The green football jersey-wearing black man standing amidst authentic medieval English citizens is good for a chuckle, but any attempt to make the story believable is completely out of the question. No one in medieval England questions how Jamal looks or why he acts so differently, and everyone seems to speak with a strikingly similar dialect to today's American English. The people believe Jamal is from Normandy, so everything outrageous he does is because "he's French." That, like most of the movie's jokes, lasts for a very short time. Even the science behind his time travel is never rationalized, and the ending even suggests a Wizard of Oz-type explanation (which is now being taught as the storytelling method not to use).
The writers clearly didn't care about that. Instead, they focused on giving Martin Lawrence funny ways of tormenting the boring fourteenth century white folk. In the middle, though, they must have run out of funny ideas, so they decided to turn the movie into a somewhat serious story about courage and Good Samaritan-ism. A rebellion had been forming against King Leo (Kevin Conway, Thirteen Days), and the commoners think that Jamal is heaven-sent revolutionary who will help them overtake their ruthless king. This more serious element and the inclusion of Sir Knolte, well played by Tom Wilkinson (The Patriot), almost works -- if not for the already ludicrous plotline and childish jokes played out by Lawrence in the first act.

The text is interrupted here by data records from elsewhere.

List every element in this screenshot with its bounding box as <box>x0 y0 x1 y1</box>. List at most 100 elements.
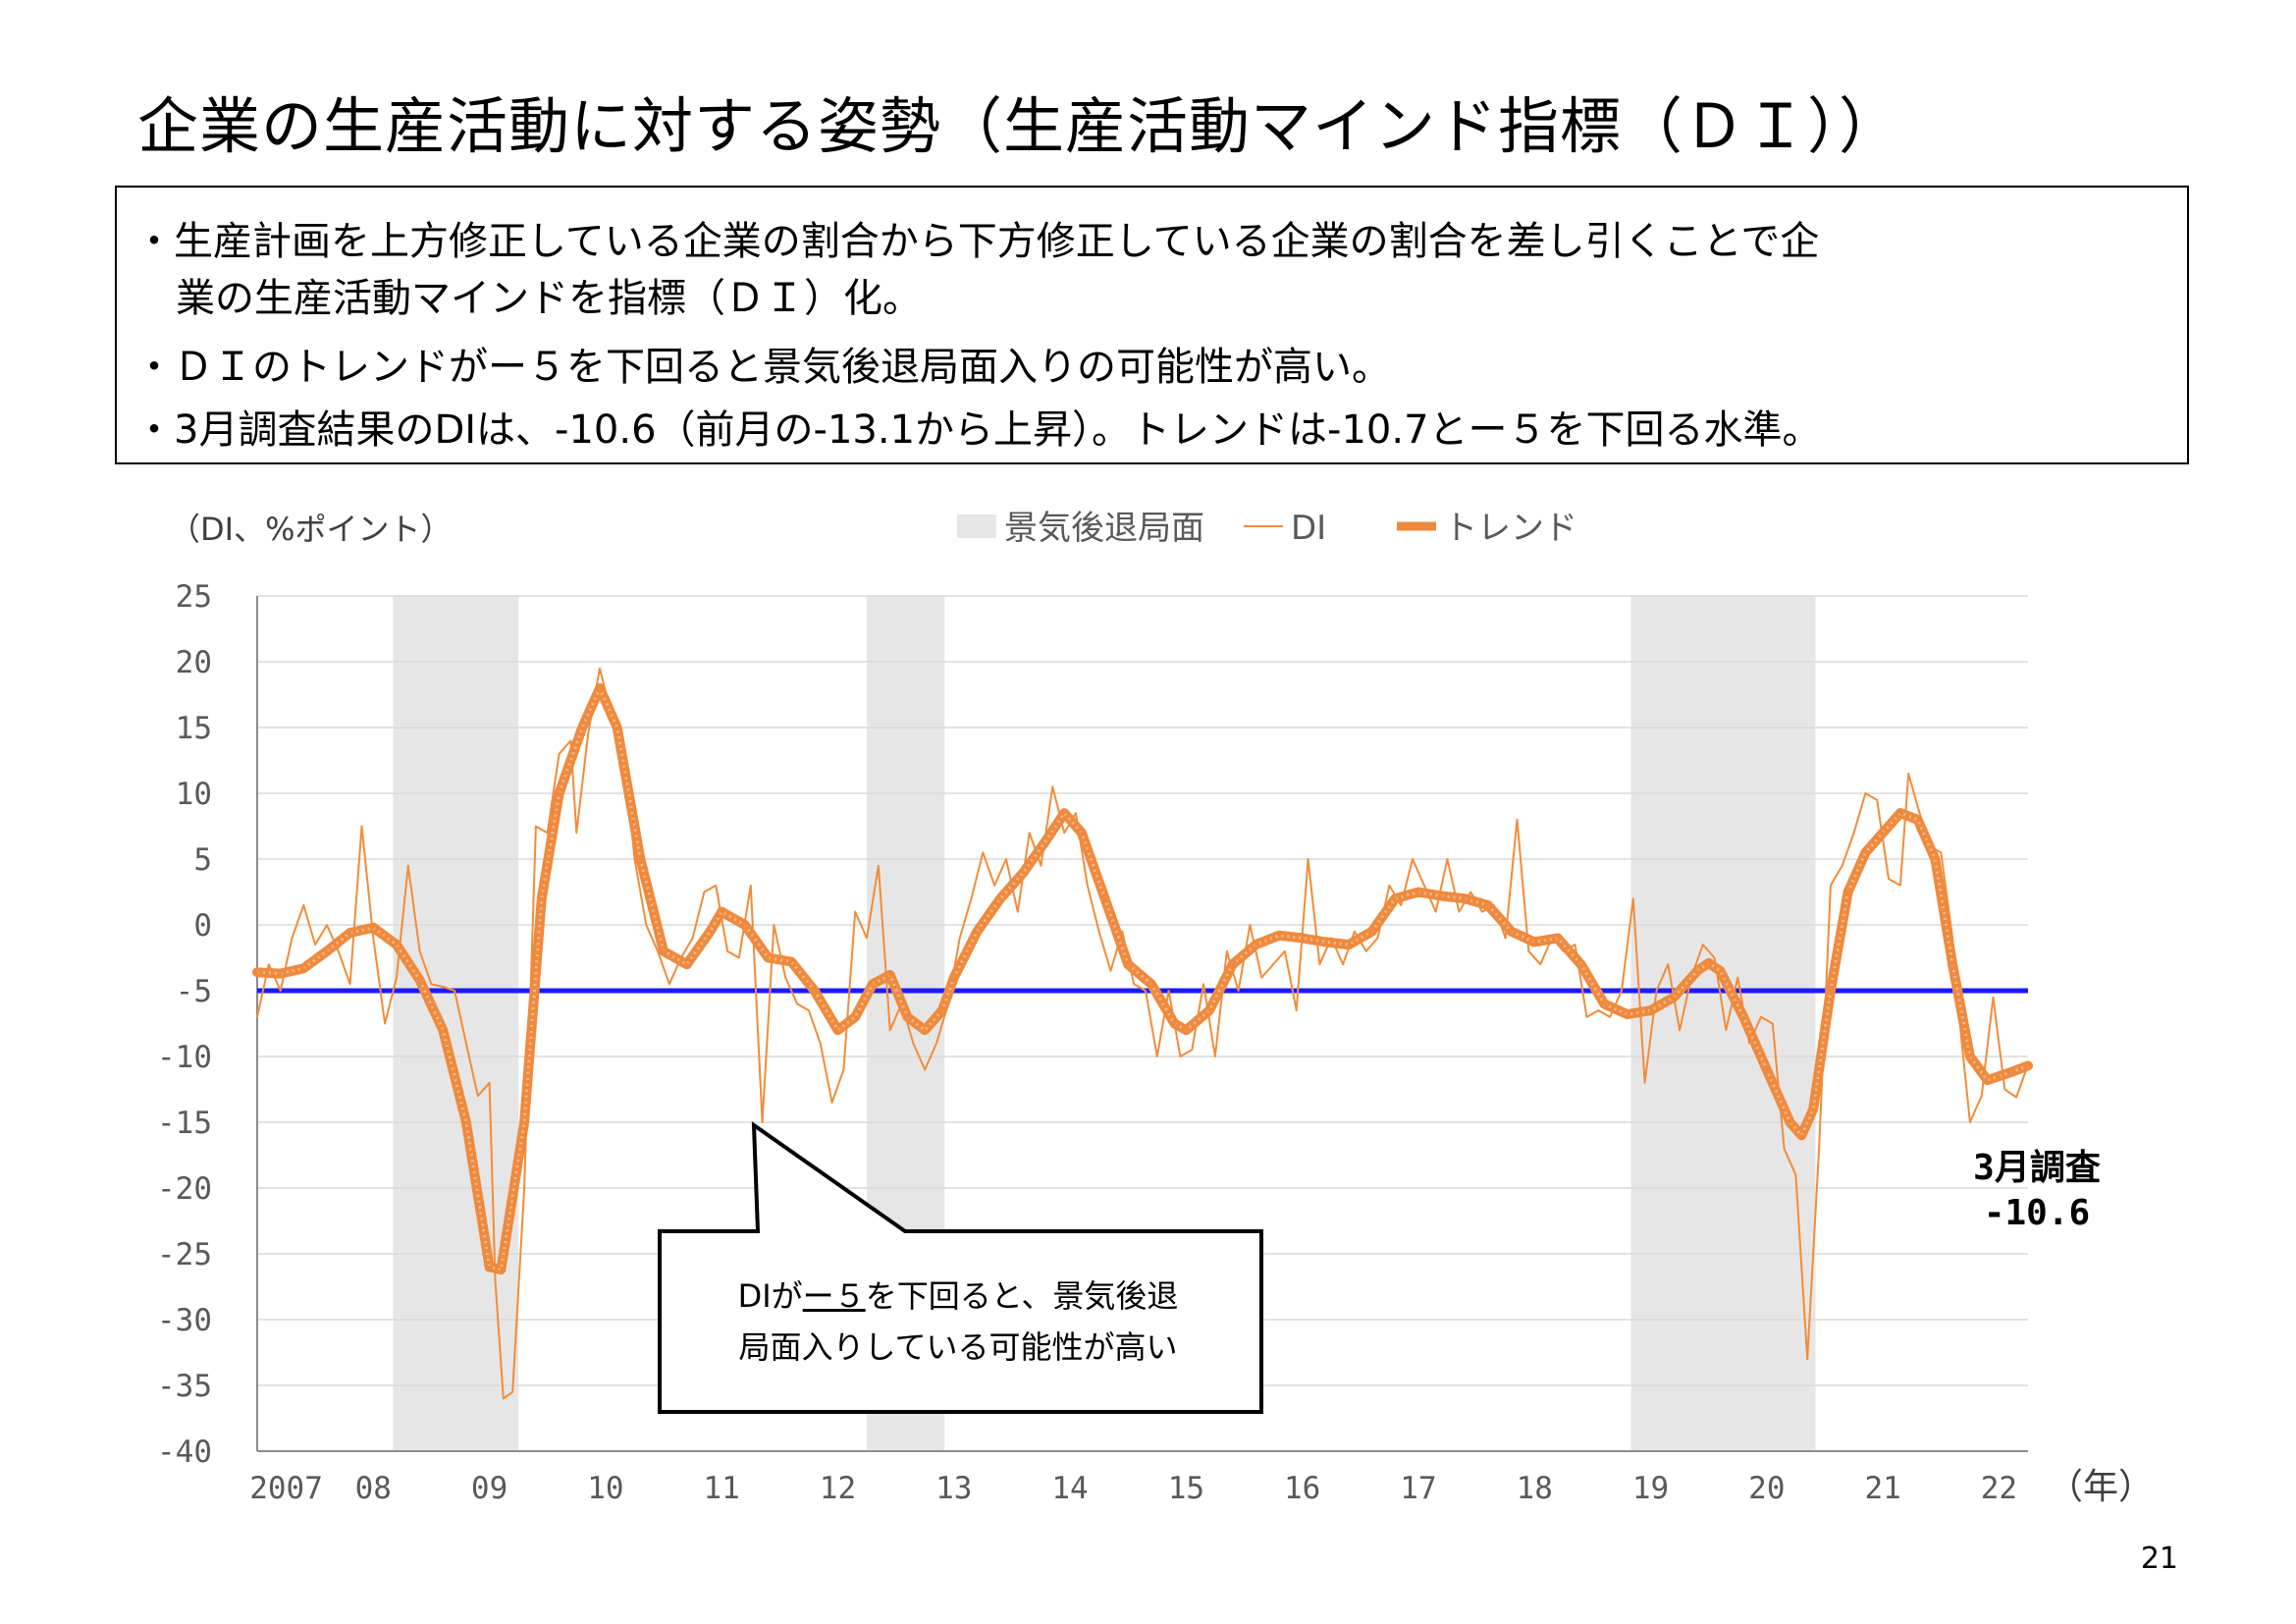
di-point <box>535 825 537 828</box>
trend-point <box>1881 831 1885 835</box>
trend-point <box>940 1008 944 1012</box>
trend-point <box>1602 1001 1606 1005</box>
trend-point <box>1103 896 1107 900</box>
di-line <box>256 667 2029 1400</box>
callout-suffix: を下回ると、景気後退 <box>865 1277 1179 1315</box>
di-point <box>338 950 340 952</box>
x-tick-label: 15 <box>1168 1471 1204 1506</box>
di-point <box>314 944 316 946</box>
di-point <box>878 864 880 867</box>
trend-point <box>1707 961 1711 965</box>
di-point <box>1969 1121 1971 1123</box>
di-point <box>1794 1173 1797 1176</box>
di-point <box>1354 930 1356 933</box>
trend-point <box>615 726 619 730</box>
di-point <box>1017 910 1019 913</box>
di-point <box>1155 1056 1158 1057</box>
x-tick-label: 12 <box>820 1471 856 1506</box>
di-point <box>982 851 985 854</box>
di-point <box>703 891 706 893</box>
di-point <box>1051 785 1054 788</box>
trend-point <box>1863 850 1867 854</box>
trend-point <box>1986 1078 1990 1082</box>
di-point <box>773 924 775 926</box>
x-tick-label: 08 <box>355 1471 392 1506</box>
page-title: 企業の生産活動に対する姿勢（生産活動マインド指標（ＤＩ）） <box>137 90 1901 162</box>
latest-annotation: 3月調査 -10.6 <box>1909 1146 2164 1236</box>
di-point <box>958 937 961 940</box>
trend-point <box>558 791 561 795</box>
di-point <box>1701 944 1704 946</box>
y-tick-label: -10 <box>157 1040 212 1075</box>
di-point <box>454 990 455 992</box>
di-point <box>599 667 601 670</box>
legend: 景気後退局面 DI トレンド <box>957 509 1577 548</box>
trend-point <box>708 930 712 934</box>
x-tick-label: 20 <box>1748 1471 1785 1506</box>
y-tick-label: -25 <box>157 1237 212 1272</box>
di-point <box>1087 885 1089 887</box>
di-point <box>1364 950 1367 952</box>
di-point <box>418 950 421 952</box>
trend-point <box>1950 962 1954 966</box>
di-point <box>1423 885 1425 887</box>
di-point <box>488 1082 491 1084</box>
trend-point <box>1556 936 1560 940</box>
di-point <box>645 924 648 926</box>
trend-point <box>1440 894 1444 898</box>
trend-point <box>871 982 875 986</box>
di-point <box>465 1042 467 1045</box>
y-tick-label: 10 <box>176 777 212 812</box>
trend-point <box>888 973 892 977</box>
trend-point <box>1022 870 1026 874</box>
trend-point <box>1510 930 1514 934</box>
trend-point <box>395 943 399 947</box>
y-tick-label: -20 <box>157 1171 212 1207</box>
di-point <box>1818 1148 1820 1150</box>
x-axis-label: （年） <box>2048 1467 2154 1507</box>
trend-point <box>853 1015 857 1019</box>
x-tick-label: 11 <box>704 1471 740 1506</box>
trend-point <box>598 686 602 690</box>
di-point <box>360 825 363 828</box>
trend-point <box>499 1268 503 1272</box>
trend-point <box>1486 903 1490 907</box>
di-point <box>302 904 305 906</box>
x-tick-label: 19 <box>1632 1471 1669 1506</box>
di-point <box>1260 976 1263 979</box>
bullet-2: ・ＤＩのトレンドがー５を下回ると景気後退局面入りの可能性が高い。 <box>134 345 1391 390</box>
trend-point <box>743 923 747 927</box>
legend-label: 景気後退局面 <box>1004 509 1204 548</box>
di-point <box>761 1121 764 1123</box>
recession-band-3 <box>1630 596 1816 1451</box>
trend-point <box>1173 1022 1177 1025</box>
di-point <box>715 885 718 887</box>
di-point <box>396 976 398 979</box>
bullet-3: ・3月調査結果のDIは、-10.6（前月の-13.1から上昇）。トレンドは-10… <box>134 407 1822 453</box>
di-point <box>1063 832 1065 834</box>
trend-point <box>1277 934 1281 938</box>
bullet-1-line-2: 業の生産活動マインドを指標（ＤＩ）化。 <box>176 276 922 321</box>
trend-point <box>1323 940 1327 944</box>
trend-point <box>301 966 305 970</box>
di-point <box>691 937 694 940</box>
di-point <box>1342 963 1344 965</box>
trend-point <box>1370 930 1374 934</box>
trend-point <box>580 726 584 730</box>
page-number: 21 <box>2140 1542 2178 1576</box>
di-point <box>1376 937 1379 940</box>
x-tick-label: 18 <box>1517 1471 1553 1506</box>
di-point <box>970 897 973 899</box>
di-point <box>1907 773 1909 775</box>
di-point <box>1992 996 1995 999</box>
trend-point <box>1463 896 1467 900</box>
trend-point <box>1231 962 1235 966</box>
di-point <box>1916 805 1919 808</box>
x-tick-label: 16 <box>1284 1471 1320 1506</box>
trend-point <box>1126 962 1130 966</box>
di-point <box>1888 878 1890 880</box>
trend-point <box>720 910 723 914</box>
recession-band-1 <box>393 596 519 1451</box>
di-point <box>1771 1022 1774 1025</box>
di-point <box>1679 1029 1681 1031</box>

Black Knight went wrong very early, and the hardest thing to swallow about it is Lawrence's role as an employee of a medieval-themed amusement park and his boss's almost maternal relationship to him. Early in the movie, she helps establish Jamal's character flaws, and had she been an important person in Jamal's life and not merely the manager of Medieval World, the rest of the movie might have been more acceptable. Alas, most of the film is borderline preposterous, and by the time things get serious and the audience is supposed to really care what's going on, they've drifted off to sleep.
Of course, the movie was first conceived as a star vehicle for Martin Lawrence, and he can carry a film (see 1999's Blue Streak). His opening scene and some of the antics he pulls off in the fourteenth century deliver some smiles, but again, by the time the plot gets serious, the smiles turn to straight-faced looks of boredom.
Even with a surprise ending, Black Knight had already doomed itself to a short life in theaters and a long, dusty existence on video shelves -- which is probably where the movie should have gone straight to in the first place.